When i told my mom i broke up with my college boyfriend, again (but for real this time), she told me "well, i hope you thought about this. Meeting people is hard after college." Now one has to keep in mind my mother was married at 20 and had her first kid at 24. So... hmmm.... Really what does she know. So my college boyfriend and i broke up (a month before my birthday and i had my get over fling) and graduated and I moved home... While home i went back to school to get my teaching credential and met another boy. This was a serious thing, we thought about moving in together and then i realized he was an alcoholic ass (oh yeah i pick winners). I meet a few girl friends while in the teaching program but lost most of them as life went on.
So now I've been out of my teaching program for over a year. I've been in and out of half a dozen schools working but only meet a could people i could see myself be friends with... I had once closest girlfriend of mine move away to be with her man(you go girl) and another who bailed on my birthday and has never contacted me again. My three closest girlfriends live back east. So here i have these wonderfully close people (not physically obviously) and one or two people here in CA that are close me but no one like my three that are away.
So now I'm out of school... yet there most days (working) and I look at these teachers who surround me and wonder how do i become friends with them... i see them maybe once a month in a work setting for 20 min. "Hey, we should hang out some time?" Seems like an easy thing to say but totally not. Not so someone i see for 20 min... who is surrounded by other teachers. I asked a friend if i should e-mail this women i use to work with and ask to hang out... she said it was a cop out. I should ask her in person... but how? How when i don't see her...
Well, I have tried reaching out to people on Myspace that i use to be friends with.... I've tried going to a knitting group to meet people... but really...
So example two: in Trader Joe's and there is a hot guy (tatoo on the elbow totally my type {remember they type i pick]). What am i to do? Walk up to him and ask him about apples... mellons... and give him my number... (i know tasha not what your told to do in the He's Just Not That Into You bible)... but really.

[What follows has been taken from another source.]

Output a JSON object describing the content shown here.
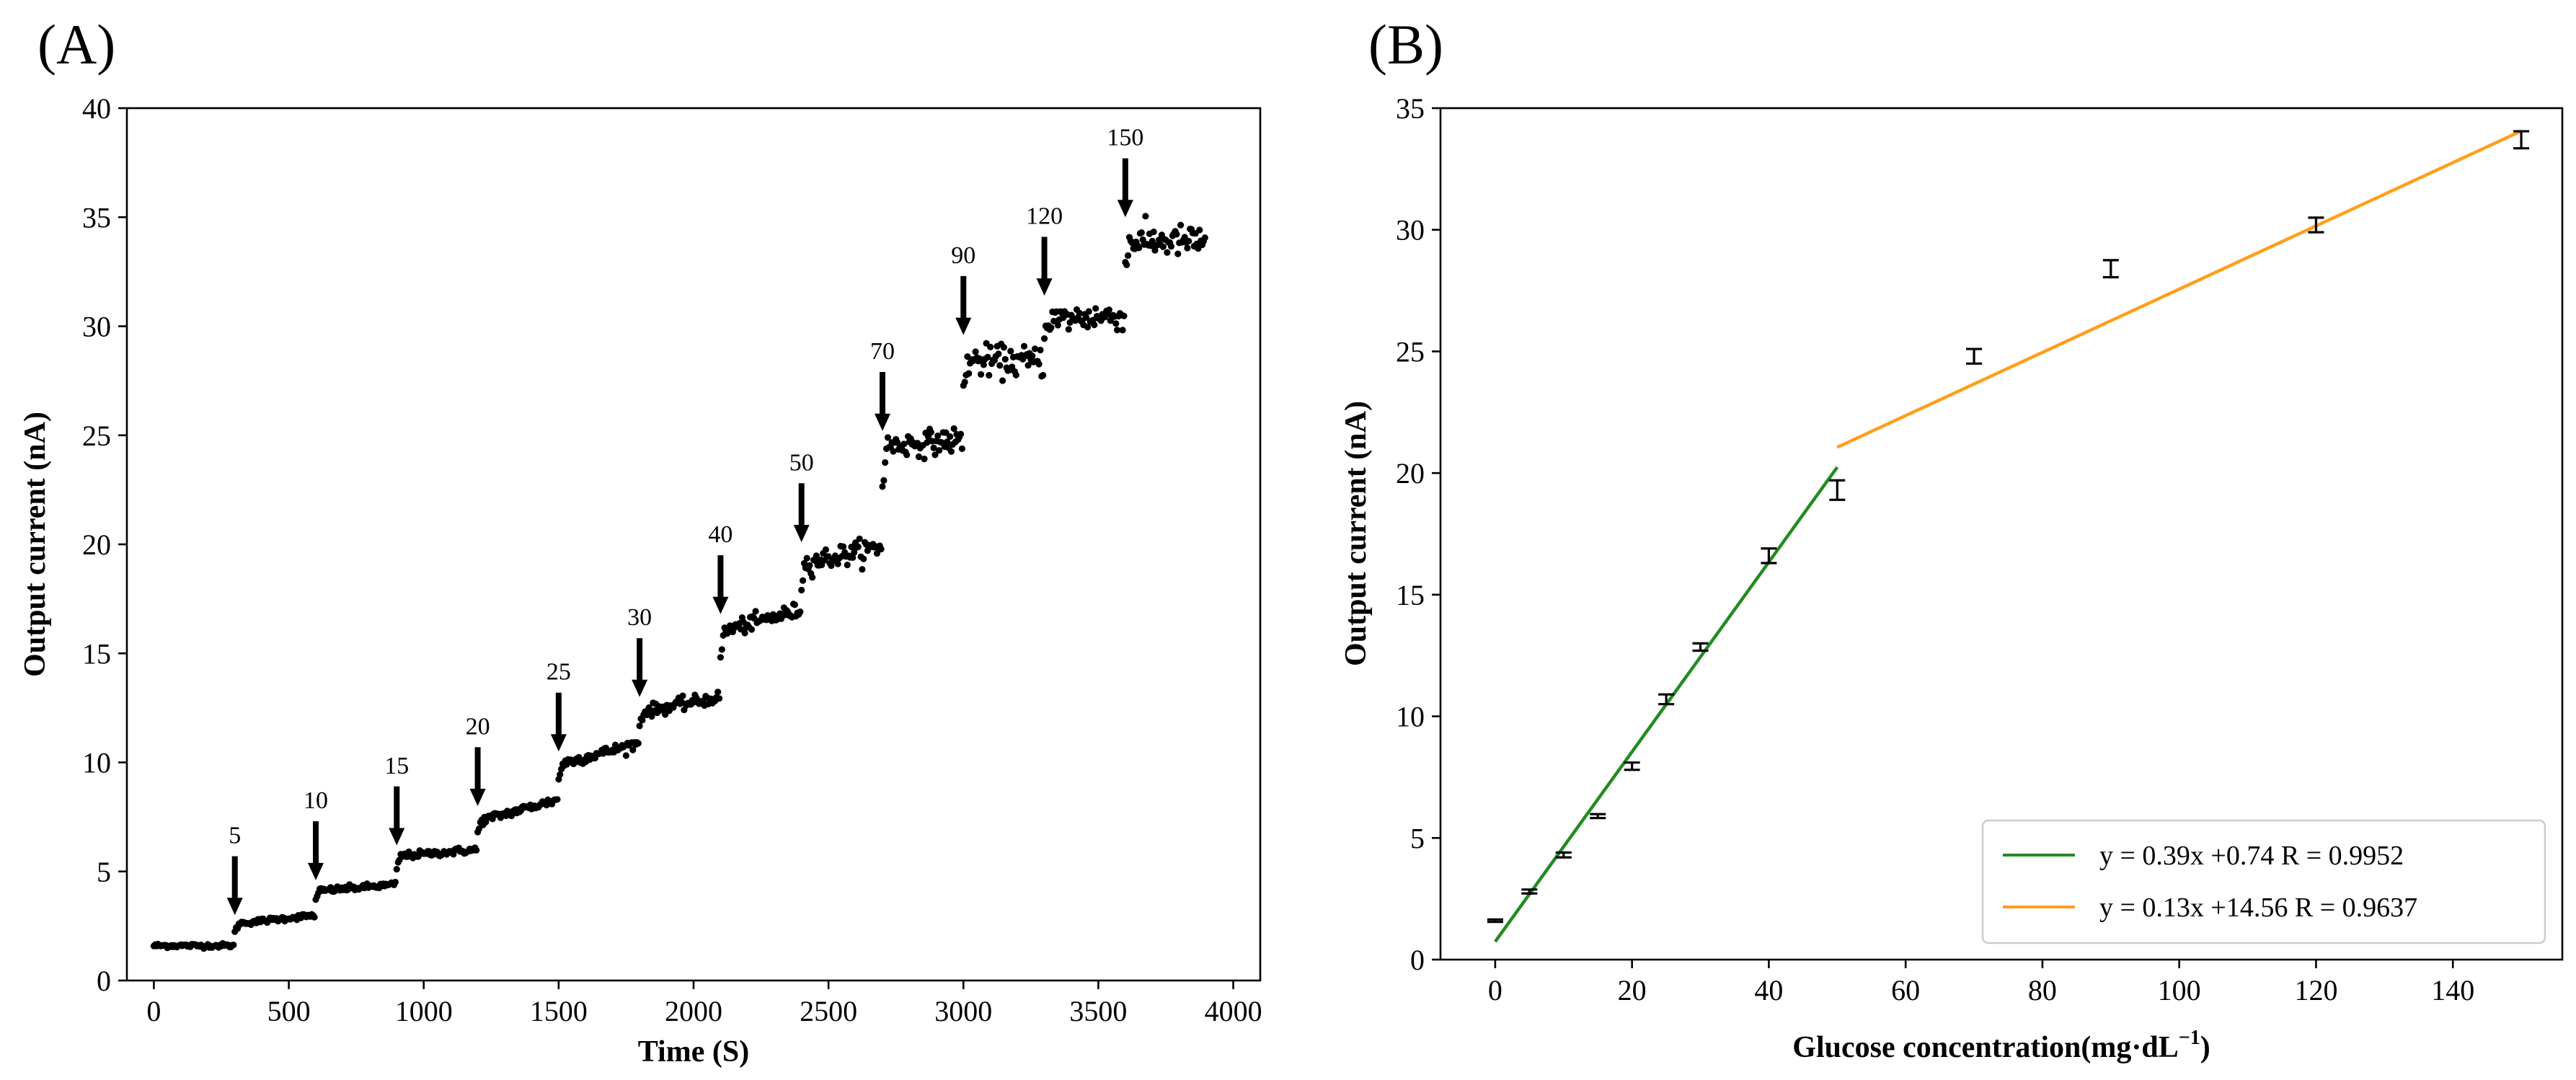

There needed to be a signal out there for people who are single. The whole wedding ring is great for the long term commitment but what about the short term... can it be a string... a rubber band... a signal that says "Oh, yeah you think i'm cute but so does my GIRLFRIEND!!! and she got this first"

2 comments:

Anonymous said...

I totally agree. I don't want people asking out my guy! There should be some sort of sign for people in serious relationships so that you know you should leave them alone. It would be a lot easier for everyone. As for meeting people Aundra, it'll happen. You're the Coolest!

Aundra said...

Okay so i'm better with the meeting people thing (I think) but the whole boyfriend thing!